We have no such freedom when it comes to passages like Leviticus 21:9. The ancient Israelites believed - rightly or wrongly - that the daughters of priests who engaged in fornication deserved special punishment because of their relatively prominent position in society. The Israelite legal code, parts of which are recorded in the book of Leviticus, reflects this belief. And when it says those who violate this precept should be burned to death, it means that literally. Perpetrators are burned to death. In the same way, when a modern criminal statute says that a person who is found guilty of violating it shall be sentenced to between 1 year and 5 years of imprisonment, it means precisely that. A sentence of 2 days - or 20 years - is not permitted
It's all very cold and calculating, and there's nothing metaphorical about it. Indeed, Sentilles' attempt to read passages like Leviticus 21:9 in a non-literal manner will not only do nothing to alleviate the suffering those passages have caused over the centuries. It may cause those of us who do accept the authority of Scripture to downplay and perhaps even forget the very real harm the Bible is capable of causing (especially in the wrong hands).

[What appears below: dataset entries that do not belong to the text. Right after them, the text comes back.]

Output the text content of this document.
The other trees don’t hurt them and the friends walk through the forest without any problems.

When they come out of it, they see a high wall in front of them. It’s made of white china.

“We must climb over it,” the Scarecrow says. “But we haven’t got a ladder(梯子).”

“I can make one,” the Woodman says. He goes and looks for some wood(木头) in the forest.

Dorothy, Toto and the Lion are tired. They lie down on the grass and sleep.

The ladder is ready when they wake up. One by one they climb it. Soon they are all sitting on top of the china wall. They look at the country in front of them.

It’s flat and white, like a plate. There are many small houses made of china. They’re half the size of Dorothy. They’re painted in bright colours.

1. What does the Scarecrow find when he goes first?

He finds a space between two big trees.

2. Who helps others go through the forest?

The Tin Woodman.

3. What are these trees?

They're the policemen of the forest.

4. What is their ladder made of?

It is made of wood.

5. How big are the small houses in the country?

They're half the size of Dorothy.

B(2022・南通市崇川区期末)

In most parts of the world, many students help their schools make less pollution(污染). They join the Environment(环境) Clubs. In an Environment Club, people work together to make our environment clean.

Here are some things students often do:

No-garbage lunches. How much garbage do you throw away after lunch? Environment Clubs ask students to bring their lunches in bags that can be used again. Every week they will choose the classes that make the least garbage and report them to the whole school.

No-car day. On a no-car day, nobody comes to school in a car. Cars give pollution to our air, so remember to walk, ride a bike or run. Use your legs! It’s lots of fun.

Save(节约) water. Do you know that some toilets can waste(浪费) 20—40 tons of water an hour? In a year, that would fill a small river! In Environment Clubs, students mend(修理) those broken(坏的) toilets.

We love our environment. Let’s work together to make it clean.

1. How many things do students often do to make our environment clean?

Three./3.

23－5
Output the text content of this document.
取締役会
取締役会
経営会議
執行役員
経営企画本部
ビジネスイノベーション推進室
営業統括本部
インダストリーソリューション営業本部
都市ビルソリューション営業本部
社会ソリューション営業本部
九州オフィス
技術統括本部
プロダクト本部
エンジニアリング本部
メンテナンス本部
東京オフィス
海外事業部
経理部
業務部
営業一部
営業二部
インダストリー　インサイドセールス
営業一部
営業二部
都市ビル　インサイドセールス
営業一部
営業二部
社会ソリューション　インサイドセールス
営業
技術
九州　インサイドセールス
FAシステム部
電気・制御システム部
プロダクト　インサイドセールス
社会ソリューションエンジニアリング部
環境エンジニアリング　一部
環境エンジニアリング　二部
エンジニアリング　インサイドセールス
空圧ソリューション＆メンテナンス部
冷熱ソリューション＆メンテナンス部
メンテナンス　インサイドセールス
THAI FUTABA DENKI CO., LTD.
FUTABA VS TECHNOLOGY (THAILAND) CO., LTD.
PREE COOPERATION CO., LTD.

Which is why I suspect what Sentilles really means is that we should acknowledge the inherent brutality of these parts of Jewish law and question whether God actually authored them. If so, that's a project no less an authority than Jesus wholeheartedly endorsed. Like the prophets before him, he had strong words to say against those who "teach[] for doctrines the commandments of men" (Matthew 15:9). He did not hesitate to denounce certain aspects of Jewish law for containing errors that violate the will of God (Mark 10:5). He publicly flouted the laws against working on the Sabbath, famously observing that God made the day of rest for the benefit of man and not the other way around (Mark 2:27). And when a crowd had gathered to stone a woman to death for committing adultery - a punishment required by Jewish law - he invited those who had not sinned to cast the first stone. When no one did so, he told the woman, "Neither do I condemn thee: go, and sin no more" (John 8:11).
The only possible conclusion to draw is that Jesus did not consider Jewish law to be an accurate guide to the will of God. And if he didn't, we need not do so either.